The frequentist model on the left assigns a much higher ROI to the Linear TV channel and a much lower ROI to the CTV channel. Those little tails represent uncertainty. So, overall, the frequentist model appears to believe, pretty strongly, that Linear TV is driving ROI. But what if the collinearity is creating a false positive? Remember, in a traditional regression like the frequentist model illustrated above, if credit goes to Linear TV, then the CTV ROI will tend toward 0 if those two channels are collinear. Since multicollinearity prevents a regression of this kind from finding accurate signal, both the ROI estimates and the uncertainty bands surrounding them are a misrepresentation of the true impact of your channel spend.
If you spend all your budget on Linear TV instead of CTV as a result of this recommendation from the frequentist model, you’ll be in serious trouble if collinearity is creating a false positive. The Bayesian model, on the other hand, shows similar ROIs between the linear TV and CTV channels with wide uncertainty bands. Where the frequentist model may provide you with false confidence that could lead you down the incorrect path, the Bayesian model more clearly describes the uncertainty you face as a result of collinearity and can help reduce the temptation to make big budgeting changes across collinear channels.

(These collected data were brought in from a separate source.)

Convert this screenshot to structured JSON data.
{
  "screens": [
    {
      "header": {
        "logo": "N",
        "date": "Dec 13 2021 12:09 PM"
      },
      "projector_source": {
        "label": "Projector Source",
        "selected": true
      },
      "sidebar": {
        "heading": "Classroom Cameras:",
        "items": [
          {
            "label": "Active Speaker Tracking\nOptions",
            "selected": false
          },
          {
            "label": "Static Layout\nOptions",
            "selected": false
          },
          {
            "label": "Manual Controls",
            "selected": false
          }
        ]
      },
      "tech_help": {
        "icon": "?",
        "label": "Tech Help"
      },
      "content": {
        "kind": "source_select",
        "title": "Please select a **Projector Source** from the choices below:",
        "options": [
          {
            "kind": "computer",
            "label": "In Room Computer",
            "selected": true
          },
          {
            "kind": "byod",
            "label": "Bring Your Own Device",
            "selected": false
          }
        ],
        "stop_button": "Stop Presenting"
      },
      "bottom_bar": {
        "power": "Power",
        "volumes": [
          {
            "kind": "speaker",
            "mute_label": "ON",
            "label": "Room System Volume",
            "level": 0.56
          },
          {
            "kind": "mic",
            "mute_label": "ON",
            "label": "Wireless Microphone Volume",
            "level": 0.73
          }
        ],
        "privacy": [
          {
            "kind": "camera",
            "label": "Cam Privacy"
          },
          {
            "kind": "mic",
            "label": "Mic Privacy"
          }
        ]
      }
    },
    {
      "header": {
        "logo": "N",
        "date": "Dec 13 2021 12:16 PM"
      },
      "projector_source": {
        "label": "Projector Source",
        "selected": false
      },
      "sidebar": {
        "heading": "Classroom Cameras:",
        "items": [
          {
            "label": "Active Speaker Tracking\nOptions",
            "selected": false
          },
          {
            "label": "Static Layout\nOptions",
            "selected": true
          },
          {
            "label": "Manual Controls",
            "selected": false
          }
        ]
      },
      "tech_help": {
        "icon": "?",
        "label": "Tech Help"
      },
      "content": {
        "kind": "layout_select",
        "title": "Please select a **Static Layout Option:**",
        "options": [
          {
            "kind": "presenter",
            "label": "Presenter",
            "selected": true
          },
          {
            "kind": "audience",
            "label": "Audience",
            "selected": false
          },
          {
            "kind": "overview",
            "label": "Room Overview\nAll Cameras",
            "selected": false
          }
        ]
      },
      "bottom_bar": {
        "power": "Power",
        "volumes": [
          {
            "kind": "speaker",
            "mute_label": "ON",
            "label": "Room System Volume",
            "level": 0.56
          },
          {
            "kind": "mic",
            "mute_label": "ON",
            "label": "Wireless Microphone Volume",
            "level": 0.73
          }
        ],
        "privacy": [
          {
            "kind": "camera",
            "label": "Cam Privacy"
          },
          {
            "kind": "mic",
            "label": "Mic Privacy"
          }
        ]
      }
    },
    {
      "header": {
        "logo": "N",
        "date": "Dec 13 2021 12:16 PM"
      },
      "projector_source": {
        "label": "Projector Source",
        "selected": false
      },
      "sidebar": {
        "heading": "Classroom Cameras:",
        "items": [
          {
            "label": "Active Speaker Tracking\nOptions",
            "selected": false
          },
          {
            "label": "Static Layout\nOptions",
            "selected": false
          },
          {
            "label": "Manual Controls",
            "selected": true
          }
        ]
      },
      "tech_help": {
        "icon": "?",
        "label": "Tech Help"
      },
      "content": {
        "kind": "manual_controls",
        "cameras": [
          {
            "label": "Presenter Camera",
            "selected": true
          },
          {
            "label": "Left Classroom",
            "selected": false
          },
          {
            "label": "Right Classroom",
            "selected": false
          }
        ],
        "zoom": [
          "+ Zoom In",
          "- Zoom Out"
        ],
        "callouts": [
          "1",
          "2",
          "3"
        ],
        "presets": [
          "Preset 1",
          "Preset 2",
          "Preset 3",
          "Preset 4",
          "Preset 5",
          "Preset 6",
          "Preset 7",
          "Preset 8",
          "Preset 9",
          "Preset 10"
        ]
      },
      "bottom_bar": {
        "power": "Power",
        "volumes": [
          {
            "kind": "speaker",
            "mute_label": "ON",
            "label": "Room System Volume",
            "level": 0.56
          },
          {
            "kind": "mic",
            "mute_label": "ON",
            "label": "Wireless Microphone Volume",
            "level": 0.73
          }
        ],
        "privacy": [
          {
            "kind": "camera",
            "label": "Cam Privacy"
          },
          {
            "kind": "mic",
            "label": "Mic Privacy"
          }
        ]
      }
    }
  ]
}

While this approach doesn’t guarantee the identification of a causal relationship, it is less likely to suggest such a relationship is present when multicollinearity is messing with your results. This can help you zero in on the actual causal relationship between your marketing spend and your revenue by helping you identify channels for testing and intervention without falling victim to false confidence provided by the results of a less sophisticated model.
Final Thoughts
Multicollinearity is a reality in marketing measurement that cannot be avoided. The best we can do as thoughtful modelers and practitioners is to be aware of its presence and take mitigating steps to ensure that multicollinearity doesn’t lead us down the wrong path (and into poor marketing investments).
Thoughtful marketing spend flighting practices can help and are the most effective method for handling multicollinearity. In addition to strong spend variation practices, statistical methods designed to handle these challenges – like the Bayesian approaches used at Recast – can further reduce the impact multicollinearity has on your marketing measurement.